Friday, April 27, 2012
ONS to clear up the GDP confusion
Posted by David Smith at 05:30 PM
Category: Thoughts and responses

Read the Office for National Statistics GDP press release, here, and it all looks very straightforward, Growth has disappointed throughout 2011 and into 2012, with growth rates through 2011 of 0.2%, -0.1%, 0.6%, -0.3% and -0.2% respectively, as set out on page 2 of the release.

But then look on page 7 of the release and, as Economics UK reader Sean Fear points out, you get a very different picture. Add up the contributions to GDP growth and, while the latest two quarters are unchanged, the first three quarters of 2011 look as if they should be 0.6%, 0.1% and 0.7% respectively, a somewhat stronger picture. A similar message emerges in Table B1 on the last page of the release.

There is an ONS explanation, and this is it: "The link between GVA and GDP is shown below:
GVA at basic prices (by industry) plus Taxes on products (e.g. VAT) less Subsidies on products (e.g. transport) equals GDP at market prices (for the whole economy). The above applies to both current prices and in volume terms.

"At the Month 1 stage, the headline GDP measure in volume terms is based on the Output approach (proxy to Production) to measuring GDP. This in reality is based on the aggregation of all industries' GVA. The whole economy GDP estimate implicitly assumes the movement in volumes of taxes and subsidies is in line with the underlying movement in volume terms for GVA (for the whole economy). In terms of the industry contributions to growth, this is in reality applied to whole economy GVA and not GDP, generating minor differences.

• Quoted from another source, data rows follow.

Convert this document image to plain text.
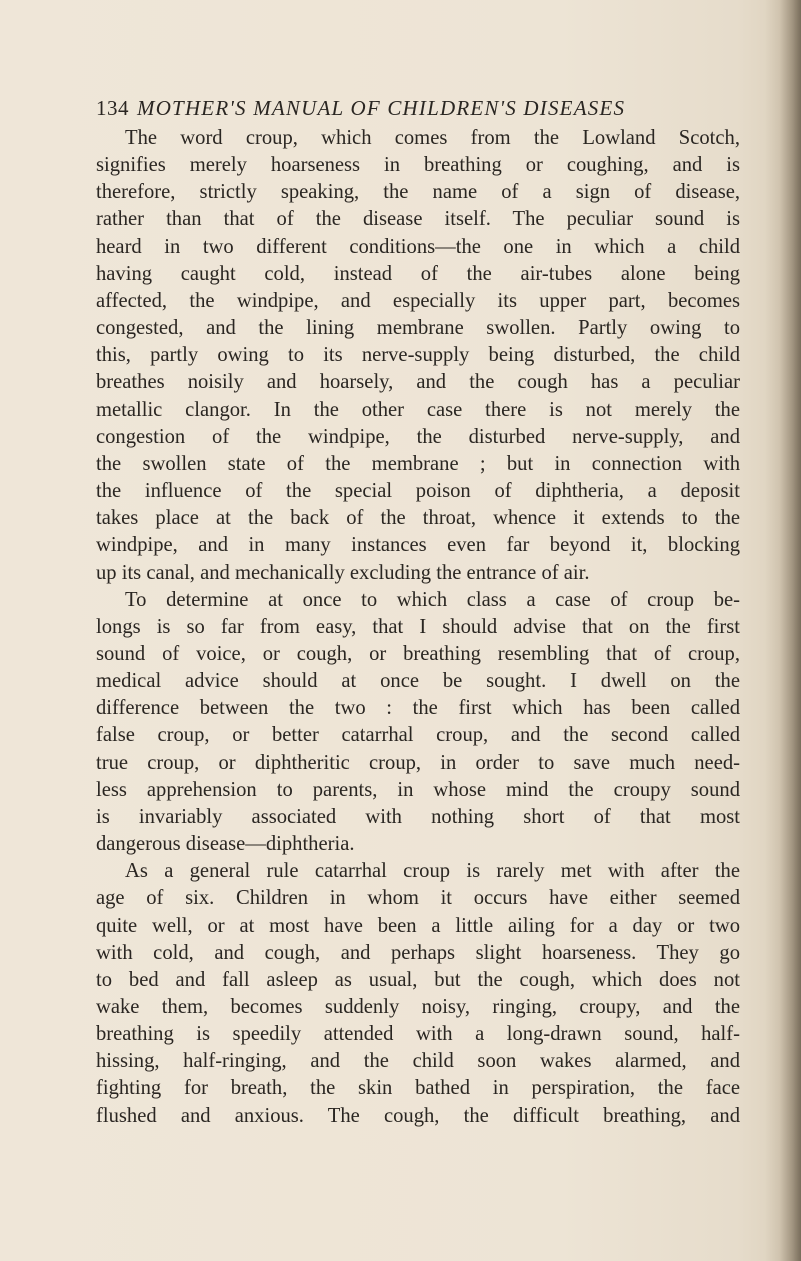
134 MOTHER'S MANUAL OF CHILDREN'S DISEASES

The word croup, which comes from the Lowland Scotch,

signifies merely hoarseness in breathing or coughing, and is

therefore, strictly speaking, the name of a sign of disease,

rather than that of the disease itself. The peculiar sound is

heard in two different conditions—the one in which a child

having caught cold, instead of the air-tubes alone being

affected, the windpipe, and especially its upper part, becomes

congested, and the lining membrane swollen. Partly owing to

this, partly owing to its nerve-supply being disturbed, the child

breathes noisily and hoarsely, and the cough has a peculiar

metallic clangor. In the other case there is not merely the

congestion of the windpipe, the disturbed nerve-supply, and

the swollen state of the membrane ; but in connection with

the influence of the special poison of diphtheria, a deposit

takes place at the back of the throat, whence it extends to the

windpipe, and in many instances even far beyond it, blocking

up its canal, and mechanically excluding the entrance of air.

To determine at once to which class a case of croup be-

longs is so far from easy, that I should advise that on the first

sound of voice, or cough, or breathing resembling that of croup,

medical advice should at once be sought. I dwell on the

difference between the two : the first which has been called

false croup, or better catarrhal croup, and the second called

true croup, or diphtheritic croup, in order to save much need-

less apprehension to parents, in whose mind the croupy sound

is invariably associated with nothing short of that most

dangerous disease—diphtheria.

As a general rule catarrhal croup is rarely met with after the

age of six. Children in whom it occurs have either seemed

quite well, or at most have been a little ailing for a day or two

with cold, and cough, and perhaps slight hoarseness. They go

to bed and fall asleep as usual, but the cough, which does not

wake them, becomes suddenly noisy, ringing, croupy, and the

breathing is speedily attended with a long-drawn sound, half-

hissing, half-ringing, and the child soon wakes alarmed, and

fighting for breath, the skin bathed in perspiration, the face

flushed and anxious. The cough, the difficult breathing, and
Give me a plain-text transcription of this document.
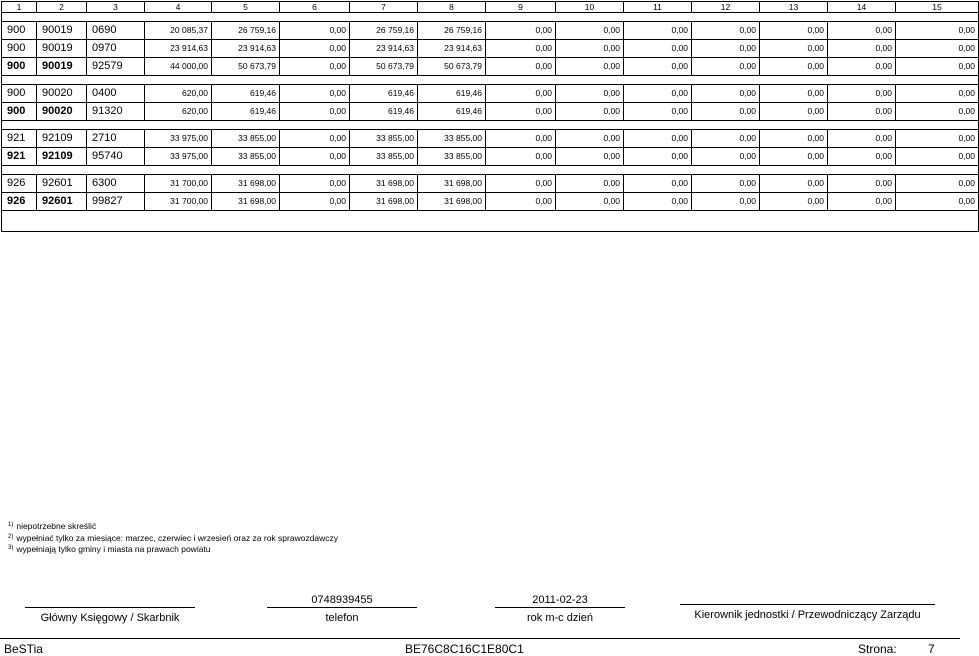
1	2	3	4	5	6	7	8	9	10	11	12	13	14	15

900	90019	0690	20 085,37	26 759,16	0,00	26 759,16	26 759,16	0,00	0,00	0,00	0,00	0,00	0,00	0,00
900	90019	0970	23 914,63	23 914,63	0,00	23 914,63	23 914,63	0,00	0,00	0,00	0,00	0,00	0,00	0,00
900	90019	92579	44 000,00	50 673,79	0,00	50 673,79	50 673,79	0,00	0,00	0,00	0,00	0,00	0,00	0,00

900	90020	0400	620,00	619,46	0,00	619,46	619,46	0,00	0,00	0,00	0,00	0,00	0,00	0,00
900	90020	91320	620,00	619,46	0,00	619,46	619,46	0,00	0,00	0,00	0,00	0,00	0,00	0,00

921	92109	2710	33 975,00	33 855,00	0,00	33 855,00	33 855,00	0,00	0,00	0,00	0,00	0,00	0,00	0,00
921	92109	95740	33 975,00	33 855,00	0,00	33 855,00	33 855,00	0,00	0,00	0,00	0,00	0,00	0,00	0,00

926	92601	6300	31 700,00	31 698,00	0,00	31 698,00	31 698,00	0,00	0,00	0,00	0,00	0,00	0,00	0,00
926	92601	99827	31 700,00	31 698,00	0,00	31 698,00	31 698,00	0,00	0,00	0,00	0,00	0,00	0,00	0,00

$^{1)}$ niepotrzebne skreślić
$^{2)}$ wypełniać tylko za miesiące: marzec, czerwiec i wrzesień oraz za rok sprawozdawczy
$^{3)}$ wypełniają tylko gminy i miasta na prawach powiatu
Główny Księgowy / Skarbnik
0748939455
telefon
2011-02-23
rok m-c dzień	Kierownik jednostki / Przewodniczący Zarządu
BeSTia	BE76C8C16C1E80C1	Strona:	7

"At Month 2 and Month 3, the headline GDP measure in volume terms is based on all three approaches to measuring GDP - Production (i.e. output), Income and Expenditure. In achieving the headline estimate, there is a statistical discrepancy applied to both the Income and Expenditure approaches. The values of the statistical discrepancy may differ on Expenditure compared with Income. At Month 2 and Month 3, the industry contributions to growth are evaluated against GVA as laid out in Annex A of the respective release."

The ONS has promised to change the presentation of some of the data to clear up the confusion. Looking back on the data for some of those earlier quarters, it looks as if the expenditure measure of GDP is a lot weaker than the two other measures.